The EU also condemned a Hamas attack on the Kerem Shalom border crossing which blocked humanitarian relief supplies.

"We call on all parties to redouble their efforts to achieve an immediate ceasefire and the unconditional release of all hostages held by Hamas," it said.

Israel's military operations in Gaza were launched in retaliation for Hamas's Oct. 7 attack on Israeli which killed more than 1,170 people, mostly civilians, and saw around 250 hostages taken, according to Israeli official figures.

Israel's military has conducted a relentless bombardment from the air and a ground offensive inside Gaza that has killed more than 35,000, mostly civilians, according to the Gaza health ministry.

Israel's main allies, the United States and the EU, as well as the United Nations, have all warned Israel against a major operation in Rafah given that it would add to the civilian toll.

Palestinians mark 'Nakba' anniversary 

Tens of thousands of civilians fled the southern Gaza city of Rafah ahead of a threatened Israeli ground offensive, as Palestinians on Wednesday mark the anniversary of their "Nakba" or "catastrophe" of 1948.

During the war that accompanied Israel's creation, around 760,000 Palestinians fled or were driven from their homes and many took refuge in what would later become the Gaza Strip and the West Bank.

Wednesday's commemoration of the "Nakba" comes as multiple battles between Israeli troops and Hamas across the Gaza Strip force waves of Palestinian mass displacement.

Nearly 450,000 Palestinians have been displaced from Rafah since May 6, and around 100,000 from northern Gaza, U.N. agencies said.

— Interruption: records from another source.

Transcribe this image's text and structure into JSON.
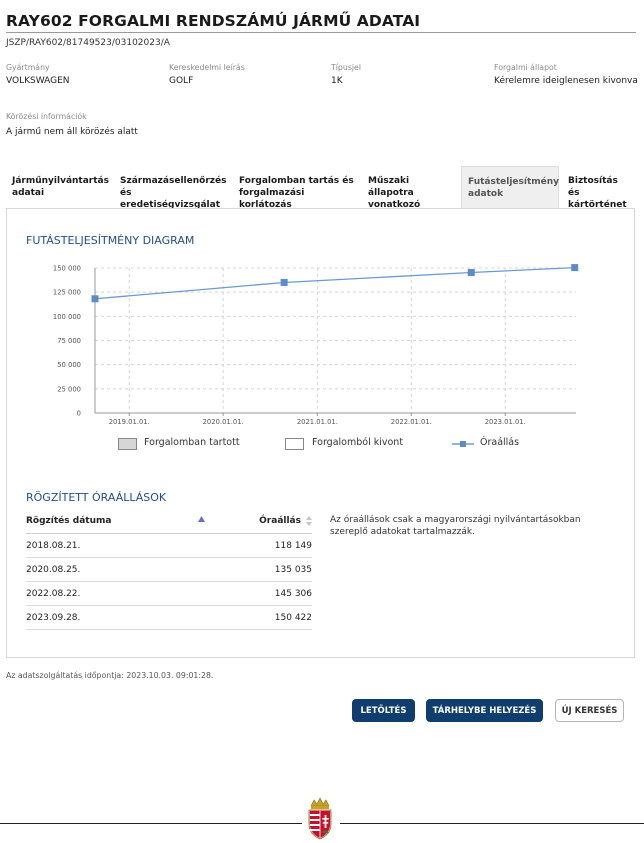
{
  "page": {
    "title": "RAY602 FORGALMI RENDSZÁMÚ JÁRMŰ ADATAI",
    "reference": "JSZP/RAY602/81749523/03102023/A"
  },
  "vehicle": {
    "make_label": "Gyártmány",
    "make_value": "VOLKSWAGEN",
    "trade_label": "Kereskedelmi leírás",
    "trade_value": "GOLF",
    "type_label": "Típusjel",
    "type_value": "1K",
    "status_label": "Forgalmi állapot",
    "status_value": "Kérelemre ideiglenesen kivonva",
    "wanted_label": "Körözési információk",
    "wanted_value": "A jármű nem áll körözés alatt"
  },
  "tabs": [
    {
      "line1": "Járműnyilvántartás",
      "line2": "adatai"
    },
    {
      "line1": "Származásellenőrzés",
      "line2": "és eredetiségvizsgálat"
    },
    {
      "line1": "Forgalomban tartás és",
      "line2": "forgalmazási korlátozás"
    },
    {
      "line1": "Műszaki állapotra",
      "line2": "vonatkozó adatok"
    },
    {
      "line1": "Futásteljesítmény",
      "line2": "adatok"
    },
    {
      "line1": "Biztosítás és",
      "line2": "kártörténet"
    }
  ],
  "active_tab": 4,
  "chart_section": {
    "title": "FUTÁSTELJESÍTMÉNY DIAGRAM"
  },
  "chart_data": {
    "type": "line",
    "title": "FUTÁSTELJESÍTMÉNY DIAGRAM",
    "xlabel": "",
    "ylabel": "",
    "x_ticks": [
      "2019.01.01.",
      "2020.01.01.",
      "2021.01.01.",
      "2022.01.01.",
      "2023.01.01."
    ],
    "y_ticks": [
      "150 000",
      "125 000",
      "100 000",
      "75 000",
      "50 000",
      "25 000",
      "0"
    ],
    "ylim": [
      0,
      150000
    ],
    "xlim": [
      "2018.08.21.",
      "2023.10.03."
    ],
    "grid": true,
    "series": [
      {
        "name": "Óraállás",
        "x": [
          "2018.08.21.",
          "2020.08.25.",
          "2022.08.22.",
          "2023.09.28."
        ],
        "values": [
          118149,
          135035,
          145306,
          150422
        ],
        "color": "#6b9ad1"
      }
    ],
    "legend": [
      "Forgalomban tartott",
      "Forgalomból kivont",
      "Óraállás"
    ],
    "legend_position": "bottom"
  },
  "records": {
    "title": "RÖGZÍTETT ÓRAÁLLÁSOK",
    "col_date": "Rögzítés dátuma",
    "col_value": "Óraállás",
    "rows": [
      {
        "date": "2018.08.21.",
        "value": "118 149"
      },
      {
        "date": "2020.08.25.",
        "value": "135 035"
      },
      {
        "date": "2022.08.22.",
        "value": "145 306"
      },
      {
        "date": "2023.09.28.",
        "value": "150 422"
      }
    ],
    "note": "Az óraállások csak a magyarországi nyilvántartásokban szereplő adatokat tartalmazzák."
  },
  "footer": {
    "timestamp": "Az adatszolgáltatás időpontja: 2023.10.03. 09:01:28.",
    "download_label": "LETÖLTÉS",
    "store_label": "TÁRHELYBE HELYEZÉS",
    "new_search_label": "ÚJ KERESÉS"
  },
  "colors": {
    "accent": "#1f4e8c",
    "button_primary": "#0f3d6e",
    "series_line": "#6b9ad1",
    "series_marker": "#5b8cc8"
  },
  "icons": {
    "legend_line": "line-marker-icon",
    "coat_of_arms": "hungarian-coat-of-arms-icon",
    "sort_up": "sort-arrow-up-icon",
    "sort_both": "sort-arrows-icon"
  }
}
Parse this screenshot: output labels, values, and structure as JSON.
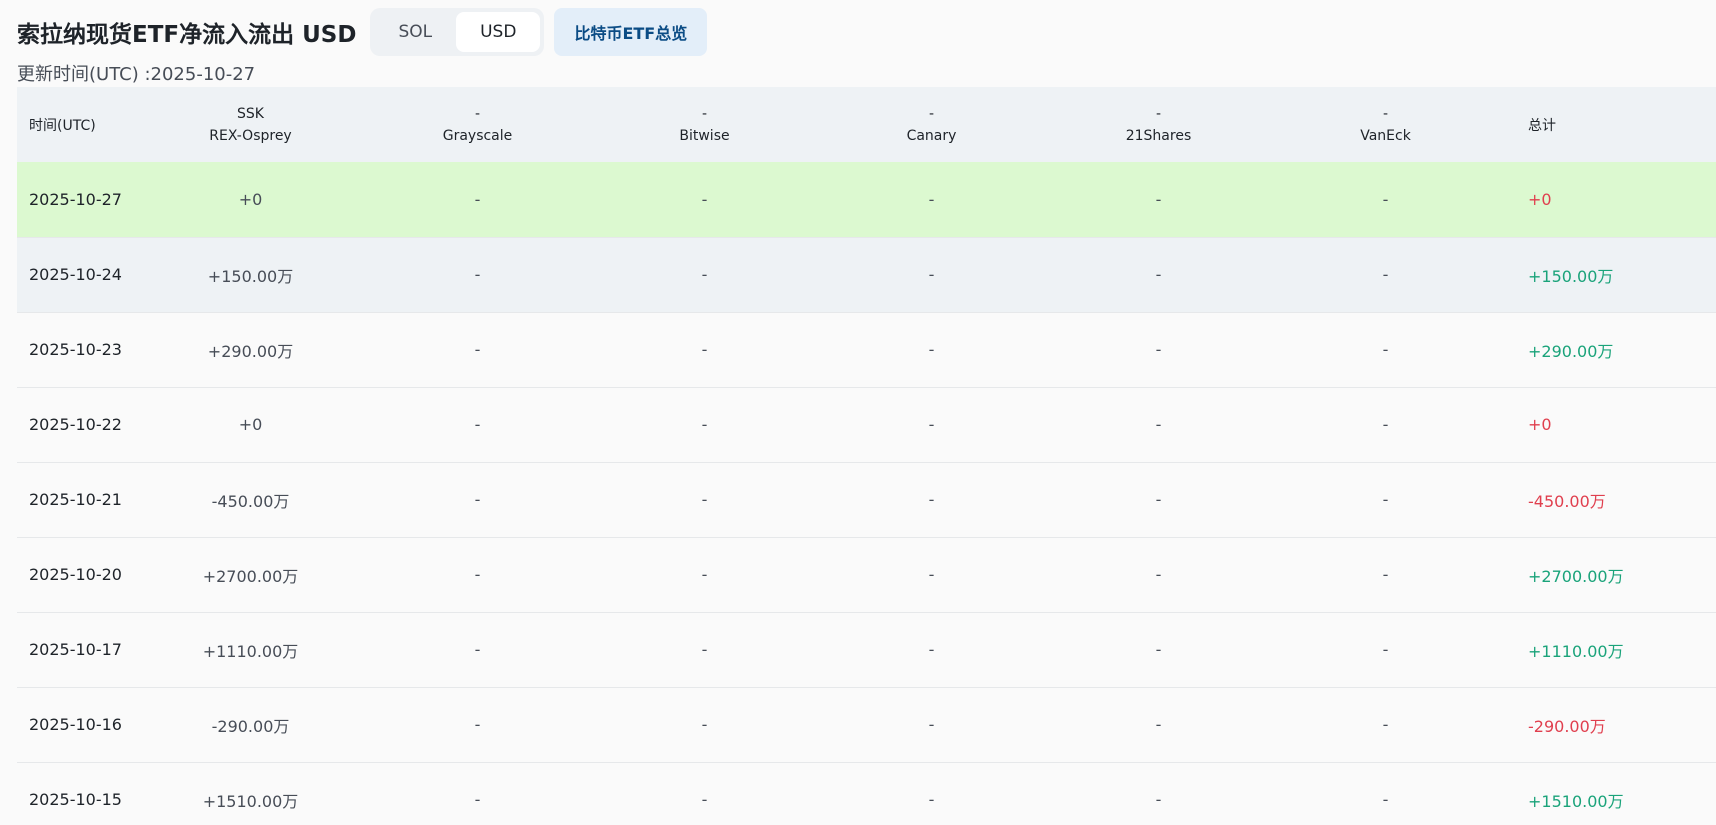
{
  "header": {
    "title": "索拉纳现货ETF净流入流出 USD",
    "toggle": {
      "sol_label": "SOL",
      "usd_label": "USD",
      "active": "USD"
    },
    "overview_button_label": "比特币ETF总览",
    "updated_label": "更新时间(UTC) :2025-10-27"
  },
  "colors": {
    "positive": "#1aa37a",
    "negative": "#e03f4e",
    "highlight_row": "#dcf9d0",
    "header_bg": "#eef2f5",
    "overview_button_bg": "#e3eef9",
    "overview_button_text": "#0b4c85"
  },
  "table": {
    "columns": [
      {
        "ticker": "",
        "name": "时间(UTC)"
      },
      {
        "ticker": "SSK",
        "name": "REX-Osprey"
      },
      {
        "ticker": "-",
        "name": "Grayscale"
      },
      {
        "ticker": "-",
        "name": "Bitwise"
      },
      {
        "ticker": "-",
        "name": "Canary"
      },
      {
        "ticker": "-",
        "name": "21Shares"
      },
      {
        "ticker": "-",
        "name": "VanEck"
      },
      {
        "ticker": "",
        "name": "总计"
      }
    ],
    "rows": [
      {
        "date": "2025-10-27",
        "ssk": "+0",
        "grayscale": "-",
        "bitwise": "-",
        "canary": "-",
        "shares21": "-",
        "vaneck": "-",
        "total": "+0",
        "sign": "neg",
        "style": "highlight"
      },
      {
        "date": "2025-10-24",
        "ssk": "+150.00万",
        "grayscale": "-",
        "bitwise": "-",
        "canary": "-",
        "shares21": "-",
        "vaneck": "-",
        "total": "+150.00万",
        "sign": "pos",
        "style": "shaded"
      },
      {
        "date": "2025-10-23",
        "ssk": "+290.00万",
        "grayscale": "-",
        "bitwise": "-",
        "canary": "-",
        "shares21": "-",
        "vaneck": "-",
        "total": "+290.00万",
        "sign": "pos",
        "style": ""
      },
      {
        "date": "2025-10-22",
        "ssk": "+0",
        "grayscale": "-",
        "bitwise": "-",
        "canary": "-",
        "shares21": "-",
        "vaneck": "-",
        "total": "+0",
        "sign": "neg",
        "style": ""
      },
      {
        "date": "2025-10-21",
        "ssk": "-450.00万",
        "grayscale": "-",
        "bitwise": "-",
        "canary": "-",
        "shares21": "-",
        "vaneck": "-",
        "total": "-450.00万",
        "sign": "neg",
        "style": ""
      },
      {
        "date": "2025-10-20",
        "ssk": "+2700.00万",
        "grayscale": "-",
        "bitwise": "-",
        "canary": "-",
        "shares21": "-",
        "vaneck": "-",
        "total": "+2700.00万",
        "sign": "pos",
        "style": ""
      },
      {
        "date": "2025-10-17",
        "ssk": "+1110.00万",
        "grayscale": "-",
        "bitwise": "-",
        "canary": "-",
        "shares21": "-",
        "vaneck": "-",
        "total": "+1110.00万",
        "sign": "pos",
        "style": ""
      },
      {
        "date": "2025-10-16",
        "ssk": "-290.00万",
        "grayscale": "-",
        "bitwise": "-",
        "canary": "-",
        "shares21": "-",
        "vaneck": "-",
        "total": "-290.00万",
        "sign": "neg",
        "style": ""
      },
      {
        "date": "2025-10-15",
        "ssk": "+1510.00万",
        "grayscale": "-",
        "bitwise": "-",
        "canary": "-",
        "shares21": "-",
        "vaneck": "-",
        "total": "+1510.00万",
        "sign": "pos",
        "style": ""
      }
    ]
  }
}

That means around a quarter of Gaza's population of 2.4 million people have been displaced again in about one week.

U.N. chief Antonio Guterres repeated his call for a humanitarian ceasefire to allow more aid into the besieged territory.

"I reiterate my appeal for an immediate humanitarian ceasefire in Gaza and for the release of all hostages. I call for the Rafah crossing to be re-opened immediately and for the unimpeded humanitarian access throughout Gaza," he posted Tuesday on social media site X.

The war and siege have triggered a humanitarian crisis in Gaza, with the U.N. repeatedly lamenting aid restrictions as famine stalks the north.

Since Israeli troops moved into eastern Rafah, the aid crossing point from Egypt has remained closed and the nearby Kerem Shalom crossing lacks "safe and logistically viable access", a U.N. report said late Monday.

Qatar, which has been mediating peace talks, said Gazans "have not received any aid" since May 9.

Attack on aid convoy 

Israeli police on Tuesday said they had opened an investigation after right-wing activists stopped and ransacked at least seven Gaza-bound aid trucks coming from Jordan, leaving food spilt on the road.

One of the activists, Hana Giat, said that with hostages still held by Hamas militants, "no humanitarian aid should go in before our hostages are out, safe in their homes".

Both the United States, which called it "a total outrage", and Britain, said they would raise concerns about the incident with Israel's government.

EU foreign policy chief Josep Borrell called on Israeli authorities to stop the attacks and hold those responsible to account.

"I'm outraged by the repeated & still unchecked attacks perpetrated by Israeli extremists on aid convoys on their way to Gaza, including from Jordan. Hundreds of thousands of civilians are starving," Borrell posted on X late Tuesday.

Clashes have rocked densely crowded Rafah but also flared again in northern and central Gaza months after troops and tanks first entered those areas.

At least five people were killed, including a woman and her child, and several others wounded, in two Israeli air strikes on Gaza City on Tuesday night, according to Gaza's civil defence agency.

Israel last week defied a chorus of warnings — including from top ally Washington which paused a shipment of bombs — and sent troops and tanks into the east of Rafah to pursue militants.